Patrick Dorton, spokesman for accounting firm Andersen, said "While she is clearly well intentioned, Ms. Watkins is not in a position to form judgements about Andersen." He said she did not attend meetings where the auditor discussed the risks of the partnerships with Enron executives.

Watkins met with Lay on Aug. 22 and gave him five memos expressing her concern that $700 million had been lost in partnership deals known as the Raptor transactions.

In October, she wrote a memo suggesting Enron should come clean and restate its earnings. She urged Lay to say he wrongly trusted other executives and bad advice from Andersen and Vinson & Elkins.

"I felt it was a truthful public relations strategy and it was something I felt should be said," she told lawmakers.

Hiler slammed Watkins' Oct. 30 strategy note, saying: "Her memo is not the memo of a whistleblower; it's the memo of someone trying to initiate spin control and a scapegoating."

Enron did restate its earnings on Nov. 8, saying it had overstated earnings since 1997 by $600 million.

Lay, subjected to blistering criticism when he refused to testify before a Senate committee on Tuesday, was spared more angry words on Thursday.

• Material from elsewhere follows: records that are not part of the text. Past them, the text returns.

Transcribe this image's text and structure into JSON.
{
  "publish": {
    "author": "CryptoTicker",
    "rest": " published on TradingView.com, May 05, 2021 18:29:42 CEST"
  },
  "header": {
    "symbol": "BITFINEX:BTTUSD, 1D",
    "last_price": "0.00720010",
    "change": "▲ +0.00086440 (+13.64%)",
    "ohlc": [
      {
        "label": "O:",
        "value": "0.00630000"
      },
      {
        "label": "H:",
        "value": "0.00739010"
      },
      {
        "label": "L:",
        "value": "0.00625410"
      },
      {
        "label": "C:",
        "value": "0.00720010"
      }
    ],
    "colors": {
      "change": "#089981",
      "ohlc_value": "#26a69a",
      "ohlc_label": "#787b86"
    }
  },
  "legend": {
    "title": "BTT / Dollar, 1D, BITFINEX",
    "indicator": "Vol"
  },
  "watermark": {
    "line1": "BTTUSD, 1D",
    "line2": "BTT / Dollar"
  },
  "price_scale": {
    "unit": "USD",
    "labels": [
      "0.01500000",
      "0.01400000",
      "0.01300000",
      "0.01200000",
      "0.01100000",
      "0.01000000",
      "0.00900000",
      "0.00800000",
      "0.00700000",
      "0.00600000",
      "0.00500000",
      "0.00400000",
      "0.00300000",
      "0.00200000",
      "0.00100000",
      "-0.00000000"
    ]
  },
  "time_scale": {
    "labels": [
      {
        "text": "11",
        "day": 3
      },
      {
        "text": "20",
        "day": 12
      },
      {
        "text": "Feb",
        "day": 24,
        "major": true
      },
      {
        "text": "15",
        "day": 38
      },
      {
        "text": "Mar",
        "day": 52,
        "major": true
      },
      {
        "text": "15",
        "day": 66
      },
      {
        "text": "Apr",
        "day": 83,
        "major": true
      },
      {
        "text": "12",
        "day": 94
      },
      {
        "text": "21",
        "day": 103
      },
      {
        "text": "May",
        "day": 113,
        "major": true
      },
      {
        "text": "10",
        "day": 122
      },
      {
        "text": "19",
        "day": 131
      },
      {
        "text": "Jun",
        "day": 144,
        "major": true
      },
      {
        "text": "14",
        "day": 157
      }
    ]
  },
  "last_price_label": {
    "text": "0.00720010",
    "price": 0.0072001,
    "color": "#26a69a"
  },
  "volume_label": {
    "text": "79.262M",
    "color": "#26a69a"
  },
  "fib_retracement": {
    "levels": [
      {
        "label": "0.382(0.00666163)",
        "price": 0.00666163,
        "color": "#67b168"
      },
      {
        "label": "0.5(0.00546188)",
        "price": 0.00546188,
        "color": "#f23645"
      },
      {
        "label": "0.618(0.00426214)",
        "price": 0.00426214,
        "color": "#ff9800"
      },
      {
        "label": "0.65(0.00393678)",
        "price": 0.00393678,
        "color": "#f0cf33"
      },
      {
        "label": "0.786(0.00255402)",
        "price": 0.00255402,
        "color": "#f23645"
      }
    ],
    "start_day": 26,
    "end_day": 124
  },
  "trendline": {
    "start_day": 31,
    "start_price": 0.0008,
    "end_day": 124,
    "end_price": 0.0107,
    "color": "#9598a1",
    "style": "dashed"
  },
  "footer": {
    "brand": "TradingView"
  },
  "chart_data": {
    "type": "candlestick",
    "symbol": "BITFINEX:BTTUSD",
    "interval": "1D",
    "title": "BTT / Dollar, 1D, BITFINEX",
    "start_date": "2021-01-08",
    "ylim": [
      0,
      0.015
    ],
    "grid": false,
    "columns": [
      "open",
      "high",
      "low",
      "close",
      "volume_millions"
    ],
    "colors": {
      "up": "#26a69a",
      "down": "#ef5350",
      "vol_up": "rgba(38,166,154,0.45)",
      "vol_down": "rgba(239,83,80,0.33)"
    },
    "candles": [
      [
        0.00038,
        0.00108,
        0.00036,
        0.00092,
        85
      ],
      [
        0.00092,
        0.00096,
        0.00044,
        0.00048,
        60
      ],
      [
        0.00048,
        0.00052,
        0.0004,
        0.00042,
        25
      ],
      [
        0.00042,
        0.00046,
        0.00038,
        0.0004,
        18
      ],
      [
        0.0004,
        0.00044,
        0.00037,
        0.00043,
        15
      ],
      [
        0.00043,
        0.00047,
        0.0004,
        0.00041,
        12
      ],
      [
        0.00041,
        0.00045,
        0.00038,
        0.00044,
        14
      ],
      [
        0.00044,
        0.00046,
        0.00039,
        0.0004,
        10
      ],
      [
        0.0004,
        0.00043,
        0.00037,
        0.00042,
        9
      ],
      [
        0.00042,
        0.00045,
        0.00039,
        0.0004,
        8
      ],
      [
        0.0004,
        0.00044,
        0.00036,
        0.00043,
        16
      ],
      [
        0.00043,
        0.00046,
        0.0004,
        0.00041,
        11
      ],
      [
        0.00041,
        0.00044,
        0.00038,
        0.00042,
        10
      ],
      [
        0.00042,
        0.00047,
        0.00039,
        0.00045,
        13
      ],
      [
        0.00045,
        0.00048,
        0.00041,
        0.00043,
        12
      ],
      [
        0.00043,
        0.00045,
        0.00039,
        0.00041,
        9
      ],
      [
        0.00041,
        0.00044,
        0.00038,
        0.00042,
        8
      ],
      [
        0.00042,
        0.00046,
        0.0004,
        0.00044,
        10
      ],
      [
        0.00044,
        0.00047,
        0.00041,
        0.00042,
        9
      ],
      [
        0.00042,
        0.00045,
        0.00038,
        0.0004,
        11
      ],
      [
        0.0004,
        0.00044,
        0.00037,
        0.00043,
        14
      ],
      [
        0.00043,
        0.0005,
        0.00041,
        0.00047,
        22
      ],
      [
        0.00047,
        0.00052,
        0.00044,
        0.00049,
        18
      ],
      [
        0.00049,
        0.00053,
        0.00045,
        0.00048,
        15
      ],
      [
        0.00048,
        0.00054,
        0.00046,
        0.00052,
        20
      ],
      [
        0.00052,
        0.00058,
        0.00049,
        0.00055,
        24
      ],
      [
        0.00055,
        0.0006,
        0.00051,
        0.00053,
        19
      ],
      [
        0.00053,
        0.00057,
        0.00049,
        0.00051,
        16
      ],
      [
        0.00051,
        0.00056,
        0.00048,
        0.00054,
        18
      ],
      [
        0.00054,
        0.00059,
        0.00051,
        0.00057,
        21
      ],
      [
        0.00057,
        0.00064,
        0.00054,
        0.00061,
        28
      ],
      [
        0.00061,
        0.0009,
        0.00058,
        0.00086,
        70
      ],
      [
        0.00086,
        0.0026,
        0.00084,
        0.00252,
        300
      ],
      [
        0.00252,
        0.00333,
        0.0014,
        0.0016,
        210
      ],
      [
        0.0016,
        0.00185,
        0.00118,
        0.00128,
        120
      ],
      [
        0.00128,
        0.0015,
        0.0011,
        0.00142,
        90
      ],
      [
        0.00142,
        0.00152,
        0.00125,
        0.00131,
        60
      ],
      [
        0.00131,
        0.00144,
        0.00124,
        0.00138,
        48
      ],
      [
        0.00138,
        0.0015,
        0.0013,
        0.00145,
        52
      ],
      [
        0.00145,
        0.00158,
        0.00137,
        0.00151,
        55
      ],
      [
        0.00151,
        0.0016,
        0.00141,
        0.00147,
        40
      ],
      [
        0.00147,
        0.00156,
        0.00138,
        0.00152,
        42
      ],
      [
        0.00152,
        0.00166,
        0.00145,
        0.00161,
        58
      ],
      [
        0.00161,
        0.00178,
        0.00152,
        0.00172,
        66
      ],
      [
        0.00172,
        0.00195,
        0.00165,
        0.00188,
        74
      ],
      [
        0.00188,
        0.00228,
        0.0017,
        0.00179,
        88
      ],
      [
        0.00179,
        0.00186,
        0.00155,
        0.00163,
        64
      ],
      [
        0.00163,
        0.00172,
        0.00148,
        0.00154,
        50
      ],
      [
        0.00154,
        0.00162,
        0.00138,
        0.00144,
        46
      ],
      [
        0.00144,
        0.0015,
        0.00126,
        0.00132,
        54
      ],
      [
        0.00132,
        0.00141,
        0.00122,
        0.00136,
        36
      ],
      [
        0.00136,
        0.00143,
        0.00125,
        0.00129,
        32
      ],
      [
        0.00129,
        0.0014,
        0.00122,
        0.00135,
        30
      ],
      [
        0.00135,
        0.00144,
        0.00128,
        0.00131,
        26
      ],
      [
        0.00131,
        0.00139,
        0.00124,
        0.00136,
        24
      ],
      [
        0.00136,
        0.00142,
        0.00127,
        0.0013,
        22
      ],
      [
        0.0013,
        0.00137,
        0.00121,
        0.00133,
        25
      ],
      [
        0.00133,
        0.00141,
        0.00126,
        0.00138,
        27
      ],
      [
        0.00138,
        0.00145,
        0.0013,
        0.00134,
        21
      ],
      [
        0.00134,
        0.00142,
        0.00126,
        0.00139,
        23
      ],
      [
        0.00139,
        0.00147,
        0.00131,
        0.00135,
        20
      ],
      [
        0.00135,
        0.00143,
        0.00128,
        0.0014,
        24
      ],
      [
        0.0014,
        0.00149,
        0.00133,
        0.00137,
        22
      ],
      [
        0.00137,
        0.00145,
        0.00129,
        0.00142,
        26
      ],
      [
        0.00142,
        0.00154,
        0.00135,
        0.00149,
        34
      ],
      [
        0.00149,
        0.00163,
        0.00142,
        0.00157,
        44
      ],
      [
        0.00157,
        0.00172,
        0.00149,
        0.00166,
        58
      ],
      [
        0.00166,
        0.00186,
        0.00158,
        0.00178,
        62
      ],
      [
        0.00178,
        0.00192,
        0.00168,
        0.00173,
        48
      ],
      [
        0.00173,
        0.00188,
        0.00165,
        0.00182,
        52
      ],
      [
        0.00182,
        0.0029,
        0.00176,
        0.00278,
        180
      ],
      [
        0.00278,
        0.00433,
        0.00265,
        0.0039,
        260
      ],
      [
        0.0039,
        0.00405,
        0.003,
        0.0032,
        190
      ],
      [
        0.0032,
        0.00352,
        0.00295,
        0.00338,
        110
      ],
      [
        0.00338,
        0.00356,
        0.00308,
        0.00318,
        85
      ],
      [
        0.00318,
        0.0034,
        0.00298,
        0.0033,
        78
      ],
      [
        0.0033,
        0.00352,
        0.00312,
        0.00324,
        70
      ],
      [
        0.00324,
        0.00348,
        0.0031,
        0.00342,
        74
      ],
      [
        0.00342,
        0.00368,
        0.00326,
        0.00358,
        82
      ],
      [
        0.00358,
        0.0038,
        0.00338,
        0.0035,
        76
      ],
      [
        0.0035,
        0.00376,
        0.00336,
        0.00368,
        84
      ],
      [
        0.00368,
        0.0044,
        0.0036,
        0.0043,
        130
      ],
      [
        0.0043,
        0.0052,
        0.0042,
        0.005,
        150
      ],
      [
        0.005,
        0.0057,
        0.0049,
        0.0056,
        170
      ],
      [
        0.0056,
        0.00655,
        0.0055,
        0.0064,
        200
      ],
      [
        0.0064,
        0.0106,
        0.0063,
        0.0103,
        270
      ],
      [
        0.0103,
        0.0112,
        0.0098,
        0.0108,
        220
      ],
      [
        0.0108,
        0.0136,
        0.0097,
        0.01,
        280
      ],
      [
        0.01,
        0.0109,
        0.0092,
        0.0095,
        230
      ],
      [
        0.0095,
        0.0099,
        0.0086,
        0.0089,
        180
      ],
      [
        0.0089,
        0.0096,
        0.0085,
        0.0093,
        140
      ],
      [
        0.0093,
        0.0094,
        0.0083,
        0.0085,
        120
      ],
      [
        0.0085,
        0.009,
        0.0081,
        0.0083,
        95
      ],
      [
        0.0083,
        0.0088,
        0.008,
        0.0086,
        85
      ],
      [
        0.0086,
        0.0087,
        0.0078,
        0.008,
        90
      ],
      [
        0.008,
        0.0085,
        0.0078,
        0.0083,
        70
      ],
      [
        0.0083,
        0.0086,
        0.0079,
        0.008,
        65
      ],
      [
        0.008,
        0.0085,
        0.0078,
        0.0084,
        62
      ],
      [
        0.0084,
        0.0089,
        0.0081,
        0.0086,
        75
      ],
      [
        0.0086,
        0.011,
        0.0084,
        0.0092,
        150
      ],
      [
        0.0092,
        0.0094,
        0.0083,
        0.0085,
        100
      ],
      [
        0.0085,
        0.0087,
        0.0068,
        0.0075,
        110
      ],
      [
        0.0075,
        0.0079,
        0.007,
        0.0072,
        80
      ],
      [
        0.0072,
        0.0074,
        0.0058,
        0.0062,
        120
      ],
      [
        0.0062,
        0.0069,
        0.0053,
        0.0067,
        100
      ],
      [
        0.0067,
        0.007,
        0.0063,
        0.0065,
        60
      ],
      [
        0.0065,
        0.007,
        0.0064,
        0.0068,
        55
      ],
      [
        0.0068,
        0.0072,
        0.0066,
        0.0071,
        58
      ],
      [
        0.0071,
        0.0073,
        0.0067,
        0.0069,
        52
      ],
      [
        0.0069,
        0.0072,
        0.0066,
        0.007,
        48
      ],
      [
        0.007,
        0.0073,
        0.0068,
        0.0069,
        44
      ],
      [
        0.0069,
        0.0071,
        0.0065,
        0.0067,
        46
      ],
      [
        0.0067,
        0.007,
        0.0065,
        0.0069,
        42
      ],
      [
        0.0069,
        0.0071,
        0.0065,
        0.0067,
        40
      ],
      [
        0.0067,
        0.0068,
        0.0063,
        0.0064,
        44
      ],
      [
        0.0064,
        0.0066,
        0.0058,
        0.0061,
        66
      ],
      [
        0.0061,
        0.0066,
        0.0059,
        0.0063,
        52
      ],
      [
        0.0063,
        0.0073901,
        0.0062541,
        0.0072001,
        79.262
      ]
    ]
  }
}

His scheduled appearance before the House Financial Services Committee was canceled by the panel's leadership, since their only witness would once again exercise his constitutional right against self-incrimination.

At a Senate hearing, former Fed chief Paul Volcker, recently tapped to review procedures at embattled Andersen, said auditors had been "infected" by greed during the financial boom. He called for stronger oversight of auditors.

Volcker also said the SEC was not sufficiently funded to review companies' accounting statements.

Senate Banking Committee chairman Sen. Paul Sarbanes echoed that view. The Maryland Democrat wrote to President Bush on Thursday, seeking more funding for the SEC.

Volcker also called for an audit oversight board with "teeth" and the authority to punish misconduct.

"You have a great brew of greed, and hubris, and excesses, and financial wishful thinking, and that adds up to a weakening of the auditing process ... They've been infected. We've got to reverse that process," he said.